Unabhängigkeit ist eines der wichtigsten Prinzipien von Cochrane: Wir akzeptieren keine Spenden oder Sponsoring von interessengeleiteten Quellen wie Pharma- oder Medizingeräteunternehmen. Das unterscheidet Cochrane von vielen anderen medizinischen und wissenschaftlichen Non-Profit-Organisationen, die auf Förderung durch die Industrie angewiesen sind.
Nicht so Cochrane. Als eine Organisation, welche die Evidenz für medizinische Interventionen und Diagnoseverfahren unparteiisch bewertet, die von Unternehmen hergestellt und beworben werden, haben wir strenge Regeln für den Fall von Interessenkonflikten, die unsere Inhalte vor einer interessengeleiteten Beeinflussung schützen.

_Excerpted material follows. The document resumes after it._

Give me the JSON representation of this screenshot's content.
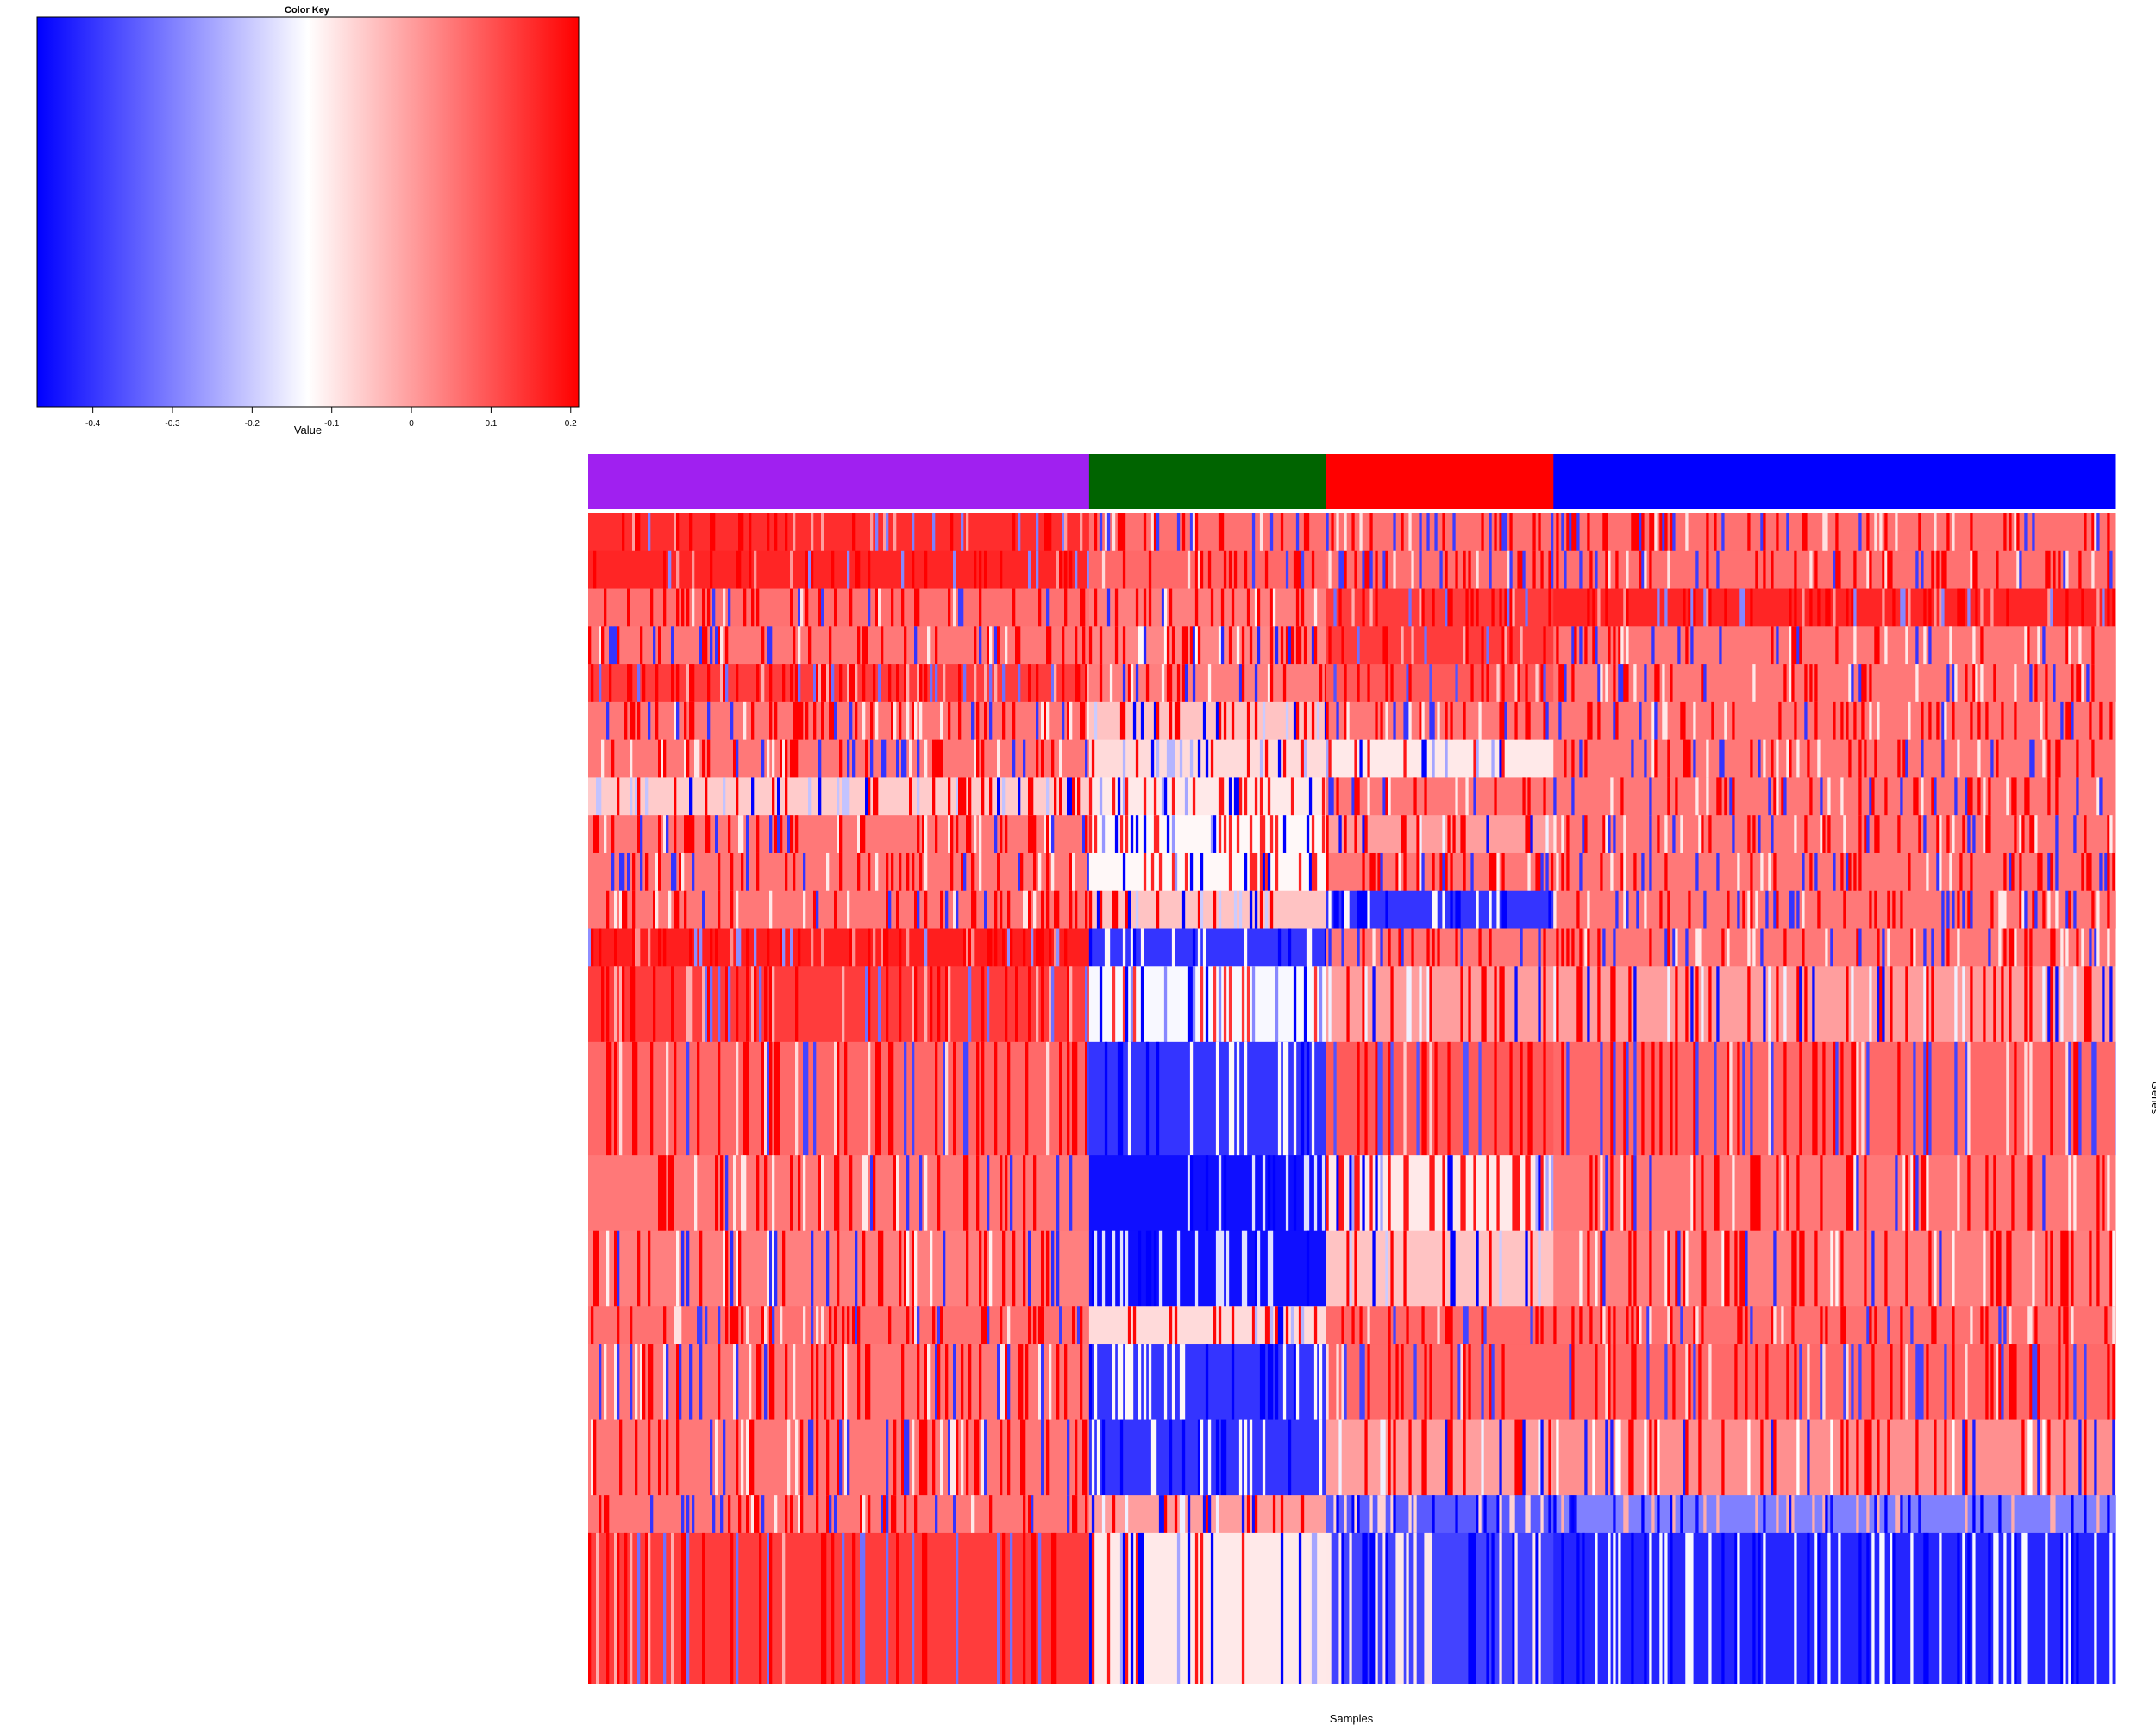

Wir möchten, dass unsere Reviews für so viele Menschen wie möglich zugänglich sind, aber wir werden unsere Prinzipien oder Qualität nicht kompromittieren. Die Komplexität der Produktion, Bearbeitung und Veröffentlichung systematischer Übersichten macht Cochrane Reviews ungeeignet für das sogenannte „Gold“-Modell des Open Access, bei dem Autor*innen die Kosten einer Veröffentlichung tragen.
Das Durchführen und Veröffentlichen systematischer Übersichten ist aufwändig - diese wichtige Arbeit muss finanziert werden. Da wir Open Access nicht so schnell wie geplant verwirklichen können, arbeiten wir nun mit unserem Verlagspartner Wiley zusammen, um den globalen Zugang zu Cochrane-Inhalten zu erweitern und gleichzeitig sicherzustellen, dass wir sie weiterhin produzieren können.

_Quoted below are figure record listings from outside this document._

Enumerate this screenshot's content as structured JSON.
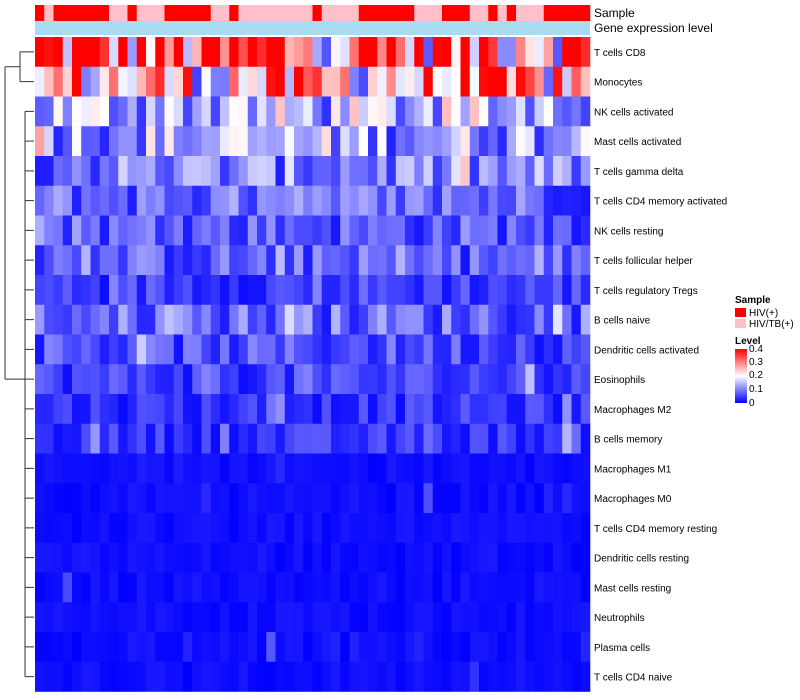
{
  "chart_data": {
    "type": "heatmap",
    "title": "",
    "annotation_tracks": [
      {
        "label": "Sample"
      },
      {
        "label": "Gene expression level"
      }
    ],
    "sample_groups": [
      "HIV(+)",
      "HIV/TB(+)"
    ],
    "sample_group_colors": {
      "HIV(+)": "#ff0000",
      "HIV/TB(+)": "#ffc0cb"
    },
    "sample_annotation": [
      0,
      1,
      0,
      0,
      0,
      0,
      0,
      0,
      1,
      1,
      0,
      1,
      1,
      1,
      0,
      0,
      0,
      0,
      0,
      1,
      1,
      0,
      1,
      1,
      1,
      1,
      1,
      1,
      1,
      1,
      0,
      1,
      1,
      1,
      1,
      0,
      0,
      0,
      0,
      0,
      0,
      1,
      1,
      1,
      0,
      0,
      0,
      1,
      1,
      0,
      1,
      0,
      1,
      1,
      1,
      0,
      0,
      0,
      0,
      0
    ],
    "expression_track_color": "#87ceeb",
    "rows": [
      "T cells CD8",
      "Monocytes",
      "NK cells activated",
      "Mast cells activated",
      "T cells gamma delta",
      "T cells CD4 memory activated",
      "NK cells resting",
      "T cells follicular helper",
      "T cells regulatory  Tregs",
      "B cells naive",
      "Dendritic cells activated",
      "Eosinophils",
      "Macrophages M2",
      "B cells memory",
      "Macrophages M1",
      "Macrophages M0",
      "T cells CD4 memory resting",
      "Dendritic cells resting",
      "Mast cells resting",
      "Neutrophils",
      "Plasma cells",
      "T cells CD4 naive"
    ],
    "row_base_levels": [
      0.32,
      0.24,
      0.14,
      0.13,
      0.1,
      0.08,
      0.07,
      0.07,
      0.05,
      0.08,
      0.06,
      0.05,
      0.04,
      0.04,
      0.02,
      0.02,
      0.01,
      0.01,
      0.005,
      0.005,
      0.02,
      0.01
    ],
    "n_samples": 60,
    "legend": {
      "sample_title": "Sample",
      "sample_entries": [
        "HIV(+)",
        "HIV/TB(+)"
      ],
      "level_title": "Level",
      "level_ticks": [
        "0.4",
        "0.3",
        "0.2",
        "0.1",
        "0"
      ]
    },
    "color_scale": {
      "min": 0,
      "mid": 0.2,
      "max": 0.4,
      "low": "#0000ff",
      "midColor": "#ffffff",
      "high": "#ff0000"
    }
  }
}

Gemeinsam arbeiten wir daran, den kostenlosen öffentlichen Zugang weltweit erheblich auszuweiten. Vierzehn Länder haben derzeit nationale Regelungen, bei denen staatliche Stellen kostenlosen öffentlichen Zugang für alle im Land ermöglichen. Nutzer*innen aus diesen Ländern können ohne Paywall oder Anmeldung auf Inhalte der Cochrane Library zugreifen. Auf dieser Basis streben wir an, Inhalte für ganze Regionen freizuschalten, sobald eine kritische Masse von Ländern in der Region die Cochrane Library über nationale Regelungen abonniert. Auf dieses Ziel wollen wir gemeinsam mit Cochrane-Gruppen vor Ort, nationalen Förderern und Wiley hinarbeiten.

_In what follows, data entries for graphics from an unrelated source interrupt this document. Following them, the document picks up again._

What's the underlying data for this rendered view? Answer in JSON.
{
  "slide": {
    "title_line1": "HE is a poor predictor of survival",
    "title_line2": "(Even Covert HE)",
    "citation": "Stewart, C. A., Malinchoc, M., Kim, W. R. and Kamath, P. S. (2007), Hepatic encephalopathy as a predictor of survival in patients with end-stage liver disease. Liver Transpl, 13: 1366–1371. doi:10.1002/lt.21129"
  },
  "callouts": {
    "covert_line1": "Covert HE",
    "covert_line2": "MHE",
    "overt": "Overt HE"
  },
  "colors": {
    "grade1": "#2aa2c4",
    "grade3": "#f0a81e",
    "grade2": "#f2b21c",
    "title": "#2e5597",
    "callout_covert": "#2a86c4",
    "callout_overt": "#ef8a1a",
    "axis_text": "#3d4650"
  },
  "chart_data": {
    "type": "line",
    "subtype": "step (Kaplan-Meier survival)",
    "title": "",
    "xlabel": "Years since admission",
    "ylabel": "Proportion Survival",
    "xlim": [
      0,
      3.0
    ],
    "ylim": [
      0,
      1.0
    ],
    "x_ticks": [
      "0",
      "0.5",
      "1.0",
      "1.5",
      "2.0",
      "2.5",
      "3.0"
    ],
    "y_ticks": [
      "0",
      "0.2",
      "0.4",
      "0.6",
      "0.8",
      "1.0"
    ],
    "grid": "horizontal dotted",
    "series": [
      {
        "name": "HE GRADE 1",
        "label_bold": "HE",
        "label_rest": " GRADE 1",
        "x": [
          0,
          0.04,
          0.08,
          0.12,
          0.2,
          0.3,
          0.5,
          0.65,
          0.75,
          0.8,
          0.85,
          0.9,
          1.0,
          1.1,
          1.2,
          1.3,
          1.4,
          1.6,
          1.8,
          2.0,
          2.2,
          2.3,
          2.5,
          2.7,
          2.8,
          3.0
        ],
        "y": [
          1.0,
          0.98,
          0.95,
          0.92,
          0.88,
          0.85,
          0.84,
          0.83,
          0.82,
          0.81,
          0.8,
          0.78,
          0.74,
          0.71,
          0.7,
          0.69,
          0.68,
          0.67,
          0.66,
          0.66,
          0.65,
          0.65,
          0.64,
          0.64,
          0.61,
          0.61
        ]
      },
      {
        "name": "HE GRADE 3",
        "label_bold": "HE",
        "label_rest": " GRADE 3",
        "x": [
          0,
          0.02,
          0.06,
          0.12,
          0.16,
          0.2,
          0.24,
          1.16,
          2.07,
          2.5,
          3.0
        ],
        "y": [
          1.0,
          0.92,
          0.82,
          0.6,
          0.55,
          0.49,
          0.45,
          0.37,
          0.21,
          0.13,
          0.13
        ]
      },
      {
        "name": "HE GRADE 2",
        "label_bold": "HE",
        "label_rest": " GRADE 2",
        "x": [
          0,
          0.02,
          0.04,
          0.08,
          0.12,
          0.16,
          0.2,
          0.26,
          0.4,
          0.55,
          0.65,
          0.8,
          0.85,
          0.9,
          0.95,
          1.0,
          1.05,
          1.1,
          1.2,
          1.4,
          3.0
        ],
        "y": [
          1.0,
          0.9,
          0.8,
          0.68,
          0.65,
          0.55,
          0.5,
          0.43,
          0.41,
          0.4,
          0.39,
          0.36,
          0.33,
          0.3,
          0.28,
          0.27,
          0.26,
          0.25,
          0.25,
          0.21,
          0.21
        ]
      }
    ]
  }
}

Wir beabsichtigen, ab 2025 alle Review-Protokolle, mit denen neue Themen in der Cochrane Library registriert werden, mit einer sogenannten CC-BY-Lizenz auch für eine Wiederverwendung durch Dritte zugänglich zu machen. Dies gilt auch für andere Formate wie Editorials und Zusammenfassungen in einfacher Sprache. Wir werden weiterhin in unser Open-Access-Journal, Cochrane Evidence Synthesis and Methods, investieren, um der globalen Evidenzsynthese-Community zu helfen, mit den neuesten methodologischen Entwicklungen Schritt zu halten. Möglicherweise fügen wir unserem Portfolio in Zukunft weitere Open-Access-Zeitschriften hinzu.
Momentan arbeiten wir noch an den Details unseres langfristigen Übergangs zu Open Access. Wir sind aber zuversichtlich, dass wir eine nachhaltige Lösung finden werden, die den Bedürfnissen von Autor*innen, Leser*innen und Abonnent*innen entspricht. Die Cochrane Collaboration wurde vor 30 Jahren gegründet, um entscheidende Lücken in der medizinischen Evidenz zu füllen – um unsere Mission auch in den kommenden Jahrzehnten erfüllen zu können, müssen wir nun unsere Handlungsfähigkeit und unsere Integrität bewahren. Wir hoffen auf Ihre breite Unterstützung auf dieser Reise, damit wir weiterhin die beste Gesundheitsevidenz auswerten und in Form unserer Reviews, denen seit nunmehr 30 Jahren Forscher*innen, Kliniker*innen und politischen Entscheidungsträger*innen in aller Welt vertrauen, überall und für jeden zugänglich machen können.